The first illustration [in the panel above] shows how closely related the problems of a submarine commander are to those of a duck hunter. He must estimate the speed and course of his target and shoot enough ahead to allow for them. The center picture shows the appearance of a ship at 2,000 yards, seen through the periscope of a submarine under ideal conditions. The range is determined by the height of the smokestacks above the waterline. The two side illustrations are examples of the way the camoufleur changes the light and shade on the hulls, funnels, etc., of vessels, thereby confusing an observer both as to the length of the ship and the angle of her approach or departure. The ordinarily high lights are toned down. and the naturally dull portions  are thrown up by painting them in bright colors. At the bottom is seen a complete camouflaged boat, and one that was painted by a master-hand. The whole idea is to give the impression of a sinking ship, and to merge the ship proper into the background. It will be noticed that the dark shaded patches on the hull would convey, at a distance, the impression of a funnel and waterlogged hull, while the sham “sea” merges into the real sea and makes it appear that the alleged steamer is in a sinking condition. A more common one is to paint the hull of a smaller vessel of radically different dimensions on the hull of the boat, or to “paint off” the stern and raise up the apparent waterline.

USS Huntington in harbor 1918 (AI digital coloring)


Saturday, December 12, 2020

mechanic and dairyman listed as camouflage artist

RECRUIT OF DRAFT AGE HAS EIGHTY SIX YEARS EXPERIENCE: Personnel Section of Mustering Office Finds a Man Who’s Done Many Things: Dairyman Finally Listed as Camouflage Artist, in Washington Standard (Olympia WA), August 2, 1918, p. 5—

Embedded Cow
Men in the personnel section of the mustering office have rare opportunities for the study of human nature.
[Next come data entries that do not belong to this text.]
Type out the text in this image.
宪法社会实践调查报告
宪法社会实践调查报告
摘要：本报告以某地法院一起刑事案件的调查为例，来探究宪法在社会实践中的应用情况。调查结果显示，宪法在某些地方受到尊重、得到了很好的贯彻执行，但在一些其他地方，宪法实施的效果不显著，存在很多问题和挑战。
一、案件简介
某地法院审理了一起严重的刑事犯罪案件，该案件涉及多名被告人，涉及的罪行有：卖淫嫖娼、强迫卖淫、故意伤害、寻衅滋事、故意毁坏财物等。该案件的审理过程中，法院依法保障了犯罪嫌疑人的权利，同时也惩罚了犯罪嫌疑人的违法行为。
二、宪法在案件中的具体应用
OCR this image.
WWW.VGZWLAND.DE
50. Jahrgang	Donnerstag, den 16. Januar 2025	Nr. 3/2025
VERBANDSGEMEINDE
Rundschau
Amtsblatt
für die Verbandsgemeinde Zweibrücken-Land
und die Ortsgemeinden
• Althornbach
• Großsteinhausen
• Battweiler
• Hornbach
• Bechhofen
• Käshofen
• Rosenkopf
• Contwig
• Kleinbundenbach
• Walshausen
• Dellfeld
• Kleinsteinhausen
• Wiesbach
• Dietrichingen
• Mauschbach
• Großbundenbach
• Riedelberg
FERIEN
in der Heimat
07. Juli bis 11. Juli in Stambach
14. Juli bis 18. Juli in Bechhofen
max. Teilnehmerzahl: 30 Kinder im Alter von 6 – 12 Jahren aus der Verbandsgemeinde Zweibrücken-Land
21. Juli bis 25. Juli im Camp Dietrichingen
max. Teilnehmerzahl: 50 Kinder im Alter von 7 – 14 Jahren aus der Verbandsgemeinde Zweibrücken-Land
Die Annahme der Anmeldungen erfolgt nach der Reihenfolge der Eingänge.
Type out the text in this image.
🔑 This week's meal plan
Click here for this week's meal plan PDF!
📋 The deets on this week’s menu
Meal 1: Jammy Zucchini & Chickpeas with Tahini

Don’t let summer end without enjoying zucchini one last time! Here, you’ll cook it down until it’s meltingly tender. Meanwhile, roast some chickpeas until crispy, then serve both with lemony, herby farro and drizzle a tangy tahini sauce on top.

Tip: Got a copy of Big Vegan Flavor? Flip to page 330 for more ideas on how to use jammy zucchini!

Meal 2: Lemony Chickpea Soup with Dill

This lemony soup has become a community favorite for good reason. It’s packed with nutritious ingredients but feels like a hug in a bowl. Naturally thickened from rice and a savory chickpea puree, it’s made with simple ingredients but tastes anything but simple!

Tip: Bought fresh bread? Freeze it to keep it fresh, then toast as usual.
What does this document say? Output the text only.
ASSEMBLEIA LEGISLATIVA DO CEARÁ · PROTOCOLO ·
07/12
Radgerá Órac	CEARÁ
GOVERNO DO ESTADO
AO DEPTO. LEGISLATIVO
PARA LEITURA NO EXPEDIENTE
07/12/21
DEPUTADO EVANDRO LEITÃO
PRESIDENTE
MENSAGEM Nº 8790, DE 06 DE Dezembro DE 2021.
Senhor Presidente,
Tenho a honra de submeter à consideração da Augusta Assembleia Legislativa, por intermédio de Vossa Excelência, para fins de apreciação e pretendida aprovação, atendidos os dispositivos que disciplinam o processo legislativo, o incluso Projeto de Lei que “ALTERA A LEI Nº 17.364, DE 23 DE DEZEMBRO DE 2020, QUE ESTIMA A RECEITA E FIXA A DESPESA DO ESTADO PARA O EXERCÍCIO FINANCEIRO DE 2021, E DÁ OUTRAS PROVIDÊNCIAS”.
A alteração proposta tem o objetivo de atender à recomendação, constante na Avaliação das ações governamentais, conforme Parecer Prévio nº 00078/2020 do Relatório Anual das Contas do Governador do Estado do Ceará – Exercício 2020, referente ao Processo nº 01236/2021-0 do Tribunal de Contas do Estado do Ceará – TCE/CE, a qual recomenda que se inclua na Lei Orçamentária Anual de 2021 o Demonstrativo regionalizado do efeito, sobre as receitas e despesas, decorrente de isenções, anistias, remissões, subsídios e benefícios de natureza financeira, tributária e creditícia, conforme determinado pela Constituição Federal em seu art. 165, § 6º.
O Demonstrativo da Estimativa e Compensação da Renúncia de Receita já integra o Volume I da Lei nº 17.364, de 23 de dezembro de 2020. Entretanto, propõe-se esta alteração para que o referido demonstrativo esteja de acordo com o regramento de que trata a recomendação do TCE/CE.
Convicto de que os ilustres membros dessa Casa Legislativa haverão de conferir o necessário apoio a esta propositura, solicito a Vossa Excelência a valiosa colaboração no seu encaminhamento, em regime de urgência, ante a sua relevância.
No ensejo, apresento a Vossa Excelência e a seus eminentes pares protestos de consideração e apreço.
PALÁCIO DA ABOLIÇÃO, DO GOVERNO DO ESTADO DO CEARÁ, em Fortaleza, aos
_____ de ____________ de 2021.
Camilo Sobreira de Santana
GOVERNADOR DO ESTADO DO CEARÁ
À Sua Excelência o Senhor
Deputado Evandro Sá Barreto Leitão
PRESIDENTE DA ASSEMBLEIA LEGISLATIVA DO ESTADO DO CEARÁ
They interview all styles and conditions of men in filling out the personnel question cards. Many of the replies to their questions are numerous, while the stories that some of the new recruits tell them would find a place among the best of Ananias’ tales.

When the card of one dairyman was filled out it was found that although he was 28 years of age, he had already had 86 years of experience in various lines of work. Besides being a mechanical engineer, he had been a mechanic in several lines, was a poet and artist. The interviewer listed him as a camouflage artist.…


Embedded Figures 

Hypothetical Camouflage

Thursday, December 10, 2020

William Andrew Mackay / Fighting U-Boats with Paint

One of the most clearly written and best illustrated articles on World War I Allied ship camouflage was authored by Waldemar Kaempffert, editor of Popular Science Monthly. Titled "Fighting the U-Boat with Paint," it was published in the April 1919 issue (Vol 94 No 4) of the same magazine.

It is now in public domain and can be accessed online. It consists of a three-page article, screen grabs of which are published above and below in this post.

Among its interesting illustrations is (on the title page) a photograph of American muralist and camoufleur William Andrew Mackay studying a dazzle-painted ship model through a makeshift periscope-like devise. 

 On page 2, Mackay is shown painting a camouflage scheme onto a ship model, while at the top of the page are the first three drawings a series of simulated periscope views that purport to show the stages of applying a dazzle camouflage scheme

 On the third page, two final views from that series are shown, and, below that, an unidentified camoufleur is surveying Mackay's collection of camouflage-painted models.

Over the year, we've learned quite a lot about Mackay, and we've recently published a booklet (available online as a pdf) about his approach to ship camouflage, titled Optical Science Meets Visual Art.